Cuatro meses en la profesión

Este corto periodo de tiempo es lo que podría poner en mi currículum como experiencia laboral. Por algo se empieza

Sara Toj
SARA TOJ Las Palmas de Gran Canaria

Aunque a veces los periodistas pecamos de egocentrismo, en esta ocasión me permitiré hablar sobre mí, ya que alguien podría sentirse reflejado con la historia que me liga a esta profesión.

Mi promoción, la graduada en 2020, estuvo marcada por un hito histórico: la pandemia por la covid. Muchas personas vimos como nuestro último año en la universidad se veía teñido de confinamiento, mascarillas y clases online.

En ese contexto presenté el Trabajo de Fin de Grado en mi habitación de mi casa de toda la vida, en Tenerife, junto a una gran compañera y amiga de este oficio.

Lo que pasó después es un proceso por el que hemos pasado muchos y muchas en mi generación: pensar en hacer un máster para alargar un poco la vida universitaria; contemplar presentarme en diferentes empresas, donde uno de los requisitos para que te ofrezcan un puesto de trabajo son cinco años de experiencia, o más, (que no tengo), para intentar comenzar mi andadura en el mundo laboral; plantearme seguir con otro tipo de formación gracias a diferentes cursos de especialización...

Algo perdida, y con cambios de fases de por medio, decidí rellenar una plantilla de Word para currículum con cursos relacionados con el periodismo digital, nuevos perfiles profesionales, edición de vídeos y gestión de redes sociales. En definitiva, todo lo relacionado con una información multimedia (el camino que sigue actualmente el sector). Porque ahora los periodistas tenemos que ser 360 y dominarlo todo, conocer las nuevas narrativas, analizar audiencias y, también, escribir.

Tras varios intentos, cartas de presentación que no llegaron a ser leídas, una decena de aplicaciones en el móvil de búsqueda de empleo en las que en ninguna de las candidaturas pasé de la primera fase, además de la ansiedad generada por un futuro que todavía no logro imaginar, estoy aprendiendo en CANARIAS7. Un periódico que cumple 40 años y por lo que mucha gente está de celebración.

Atrás quedó mi casa, en un pueblo de la costa lagunera: tocaba mudarse, con ayuda de mi familia, a la isla vecina, a una hora en barco y media en avión, y con la certeza de que allí me esperaban amistades que nacieron en la Pirámide de Guajara, además de las que poco a poco se irían forjando en la nueva etapa que estaba a punto de comenzar.

En estos momentos me encuentro en una Redacción donde cada día veo en práctica aquello de lo que me hablaban en las aulas, esas en las que falta sumergirse un poco más en el concepto de ser periodista, pues la primera aproximación al mundo real, las prácticas externas en empresas, se realizan el último año (si se tiene la suerte de que una pandemia no las suspende).

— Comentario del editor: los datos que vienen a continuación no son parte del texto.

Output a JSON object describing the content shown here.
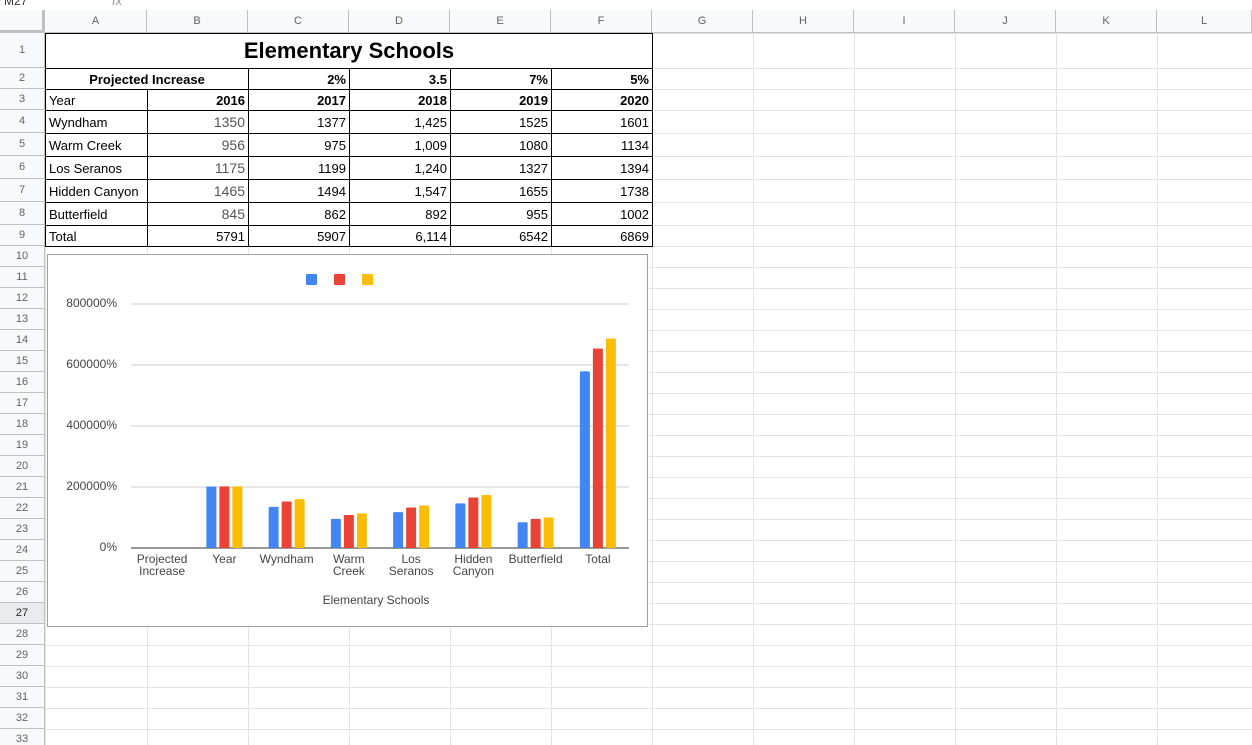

No voy a hablar de la precariedad que ahoga a muchos jóvenes, de las pocas oportunidades que se nos dan, de lo cuesta arriba que se hace encontrar un piso, con los alquileres por las nubes, e independizarse: hoy no es el día.

Hoy toca hablar del periodismo, del aprendizaje y de un oficio que me reconforta, que muchas veces está menospreciado y que suele estar en una constante crisis existencial. Empañado con fake news, con clickbaits y todos los anglicismos que se nos puedan ocurrir, pero que guarda profesionales entregados que pelean día a día por ofrecer al lector una información veraz sobre aquello que le preocupa o le afecta.

Son solo cuatro meses los que podría poner en mi currículum como experiencia laboral en este sector a día de hoy. Cuatro meses en esta profesión en los que he aprendido, y sigo aprendiendo, cómo llegar a las personas, hacer titulares que inviten a leer, y sobre todo, la importancia que tiene el periodismo local o de proximidad.

Porque si me hubieran dicho hace seis años, cuando empecé la universidad, que iba a estar escribiendo un artículo de opinión para el especial del 40 aniversario de una de las cabeceras canarias, no les hubiera creído.

Cuatro meses en la profesión, los que conforman el principio de mi andadura profesional, han dado para mucho. Como muchas de mis amigas, las que nos atrevimos a desoír las advertencias de aquellos profesores y familiares que nos repetían «¿Periodismo? Eso no tiene salidas», intento aprender y retener cada día qué significa ser periodista y la responsabilidad que tenemos.